Edited on Sat Jan-22-11 08:28 AM by DCBob
Should States Be Allowed to Declare Bankruptcy?
Various pundits have suggested enacting federal legislation that would allow states to declare bankruptcy, potentially enabling them to default on their bonds, pay their vendors less than they are owed, and abrogate or modify union contracts. Such a provision could do considerable damage, and the necessity for it has not been proven.

States have a strong track record of repaying their bonds. In most states, bonds are considered to have the first call on revenues; debt service will be paid before any public services are funded. (In California, education has the first call on revenues because of the provisions of a ballot initiative, but bonds are right behind.)

There are no modern instances of a state defaulting on its general obligation debt. One has to reach back to the period before and during the Civil War, when several states defaulted, or the single state that defaulted during the Great Depression (Arkansas), to find examples.

It would be unwise to encourage states to abrogate their responsibilities by enacting a bankruptcy statute. States have adequate tools and means to meet their obligations.
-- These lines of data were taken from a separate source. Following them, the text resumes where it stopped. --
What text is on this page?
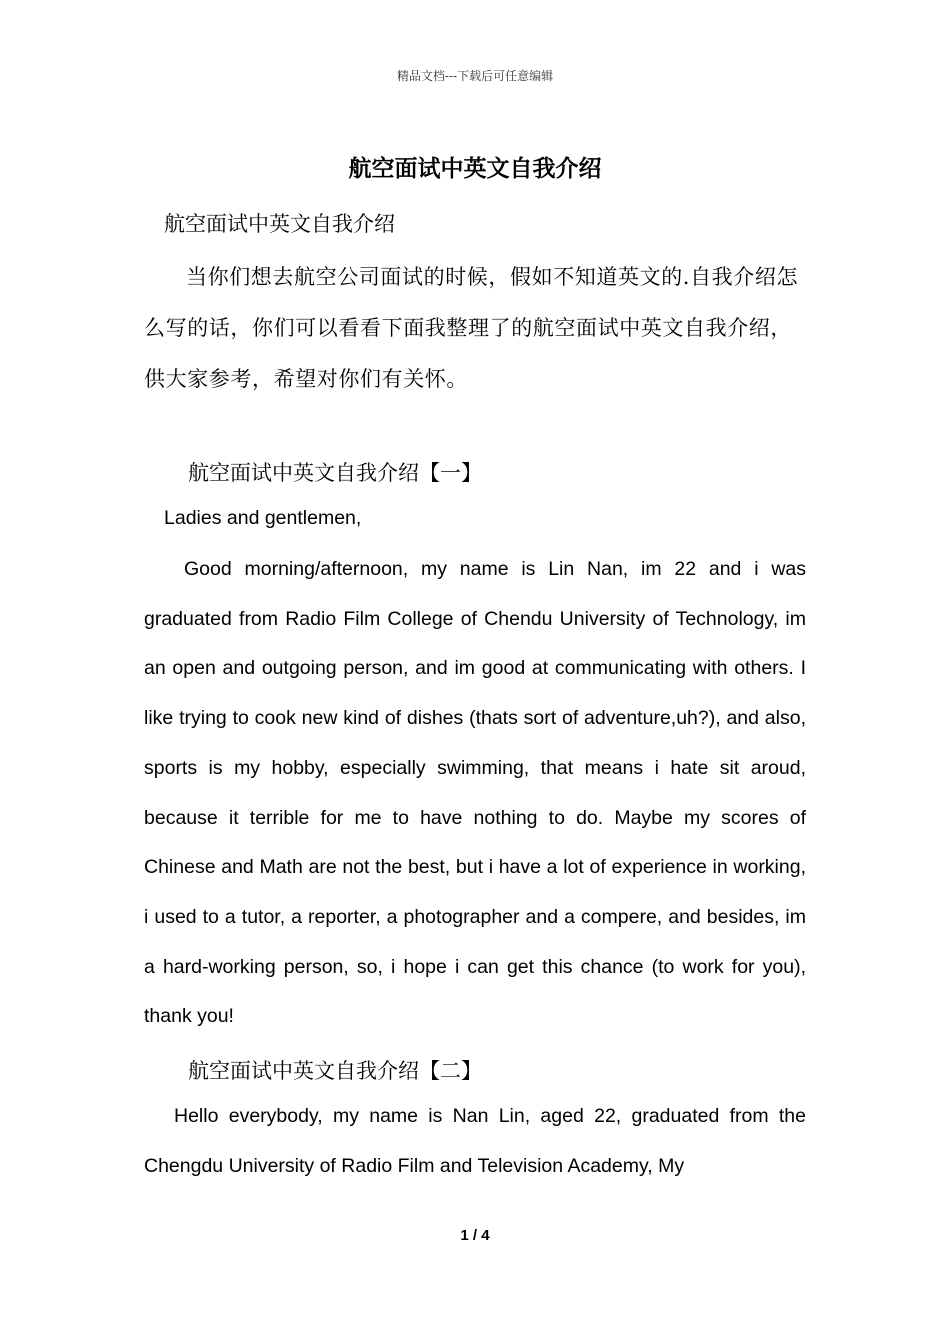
精品文档---下载后可任意编辑
航空面试中英文自我介绍
航空面试中英文自我介绍
当你们想去航空公司面试的时候，假如不知道英文的.自我介绍怎么写的话，你们可以看看下面我整理了的航空面试中英文自我介绍，供大家参考，希望对你们有关怀。
航空面试中英文自我介绍【一】
Ladies and gentlemen,
Good morning/afternoon, my name is Lin Nan, im 22 and i was graduated from Radio Film College of Chendu University of Technology, im an open and outgoing person, and im good at communicating with others. I like trying to cook new kind of dishes (thats sort of adventure,uh?), and also, sports is my hobby, especially swimming, that means i hate sit aroud, because it terrible for me to have nothing to do. Maybe my scores of Chinese and Math are not the best, but i have a lot of experience in working, i used to a tutor, a reporter, a photographer and a compere, and besides, im a hard-working person, so, i hope i can get this chance (to work for you), thank you!
航空面试中英文自我介绍【二】
Hello everybody, my name is Nan Lin, aged 22, graduated from the Chengdu University of Radio Film and Television Academy, My
1 / 4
The potential for bankruptcy would just increase the political difficulty of using these other tools to balance their budgets, delaying the enactment of appropriate solutions. In addition, it could push up the cost of borrowing for all states, undermining efforts to invest in infrastructure.

<clip>

Some states — such as Illinois, New Jersey, and Pennsylvania (and to a somewhat lesser extent Colorado, Kentucky, Kansas, and California) — have skipped or reduced deposits to trust funds and/or expanded future pension benefits without providing the commensurate funding. Over time, to reach adequate funding, these states may have to institute changes more difficult than the potential solutions discussed below. These states, however, are not representative of states in general.


===============

I think Krugman is right from the big picture but there are a number of states that appear will need some sort of assistance like bankruptcy, to get out of the tremendous hole they have dug.